I complained some more in my room by myself because I have these delusions that people sneak into my house when we all go out and install monitoring devices in hidden places. Do you think I am crazy? Do you think what they are doing to me is crazy?

I didn't want my mom to spend anymore money on me - she has been carrying me financially for 2 years. And these aholes brainwashed her main source of income to forget about her for the past year. I really really don't know what these people expect from me. Except that they keep wanting to re-enact situations that happened to me, over and over and over again. It's like they are obsessed with my issues and victimization.

So I didn't reallly look for cool food in the grocery store.

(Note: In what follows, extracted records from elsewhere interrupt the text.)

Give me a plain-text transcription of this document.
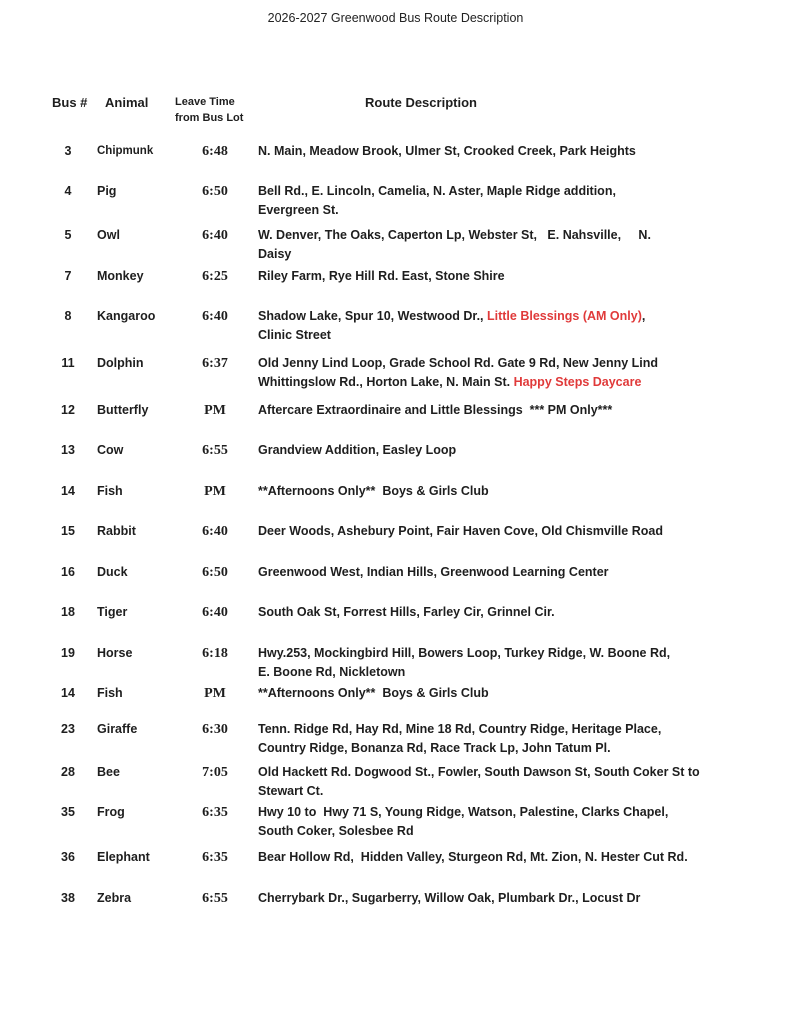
2026-2027 Greenwood Bus Route Description
Bus # Animal Leave Time
from Bus Lot
Route Description
3	Chipmunk	6:48	N. Main, Meadow Brook, Ulmer St, Crooked Creek, Park Heights
4	Pig	6:50	Bell Rd., E. Lincoln, Camelia, N. Aster, Maple Ridge addition,
Evergreen St.
5	Owl	6:40	W. Denver, The Oaks, Caperton Lp, Webster St,   E. Nahsville,     N.
Daisy
7	Monkey	6:25	Riley Farm, Rye Hill Rd. East, Stone Shire
8	Kangaroo	6:40	Shadow Lake, Spur 10, Westwood Dr., Little Blessings (AM Only),
Clinic Street
11	Dolphin	6:37	Old Jenny Lind Loop, Grade School Rd. Gate 9 Rd, New Jenny Lind
Whittingslow Rd., Horton Lake, N. Main St. Happy Steps Daycare
12	Butterfly	PM	Aftercare Extraordinaire and Little Blessings  *** PM Only***
13	Cow	6:55	Grandview Addition, Easley Loop
14	Fish	PM	**Afternoons Only**  Boys & Girls Club
15	Rabbit	6:40	Deer Woods, Ashebury Point, Fair Haven Cove, Old Chismville Road
16	Duck	6:50	Greenwood West, Indian Hills, Greenwood Learning Center
18	Tiger	6:40	South Oak St, Forrest Hills, Farley Cir, Grinnel Cir.
19	Horse	6:18	Hwy.253, Mockingbird Hill, Bowers Loop, Turkey Ridge, W. Boone Rd,
E. Boone Rd, Nickletown
14	Fish	PM	**Afternoons Only**  Boys & Girls Club
23	Giraffe	6:30	Tenn. Ridge Rd, Hay Rd, Mine 18 Rd, Country Ridge, Heritage Place,
Country Ridge, Bonanza Rd, Race Track Lp, John Tatum Pl.
28	Bee	7:05	Old Hackett Rd. Dogwood St., Fowler, South Dawson St, South Coker St to
Stewart Ct.
35	Frog	6:35	Hwy 10 to  Hwy 71 S, Young Ridge, Watson, Palestine, Clarks Chapel,
South Coker, Solesbee Rd
36	Elephant	6:35	Bear Hollow Rd,  Hidden Valley, Sturgeon Rd, Mt. Zion, N. Hester Cut Rd.
38	Zebra	6:55	Cherrybark Dr., Sugarberry, Willow Oak, Plumbark Dr., Locust Dr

I just want my own kitchen and refridgerator. There is no room for anything I might want. So I just eat what she buys. I don't make myself carrot juice anymore. The juicer has been in my trunk for over 2 months now, since Thankgiving. And now it is almost Valentines Day. Can you believe what they are still doing to me? I felt like a child, throwing things into my mommy's grocery cart. It was mostly cleaning supplies. I did pick out my toilet paper because I hate the one she buys.

So I have had no highlights today. I showered, put on some pseudo nice clothes, got reemed in the supermarket, and my mom kept flicking her fingers in the car which kept triggering  me because I am all programmed up. This is sooo not worth it. Seriously, I would rather live in a cave for the rest of my life than experience this. I am not kidding. Maybe not a cave, but an apartment that serves as a cave. Just avoid people, and crowds. Because they are the problem, seemingly. Why are relationships ever worth it if they are going to be anything like what I have experienced? These guys are a bunch of broken magicians who are not my heroes but rather are trying to make the best of a bad situation. I still get to worry for the rest of my life about a bazillion different things. Even if all the magicians died, I would still have so many worries.

Whatever, I have no idea what they are doing, except pissing my life away for me. They are in touch with me less and less, and the bills keep streaming in.

My mom just said 'this is what you wanted' to the dogs, and I think that was directed at me. THIS is what I wanted? Sitting around doing nothing? HA. What a joke. I'm not any more ready to wheel and deal than I was 2 years ago. I just want to run away but I can't. I just want to die but I can't. I just want to see people who know me but I can't. I want to make friends (and hide in my cave) but I can't. I just want to get out of this house tonight but I can't. They 'let' me bring in 2 books from my car, which is a bad sign. It just goes on and on. I don't even think I am allowed to pray still. They keep sabotaging me every time I try.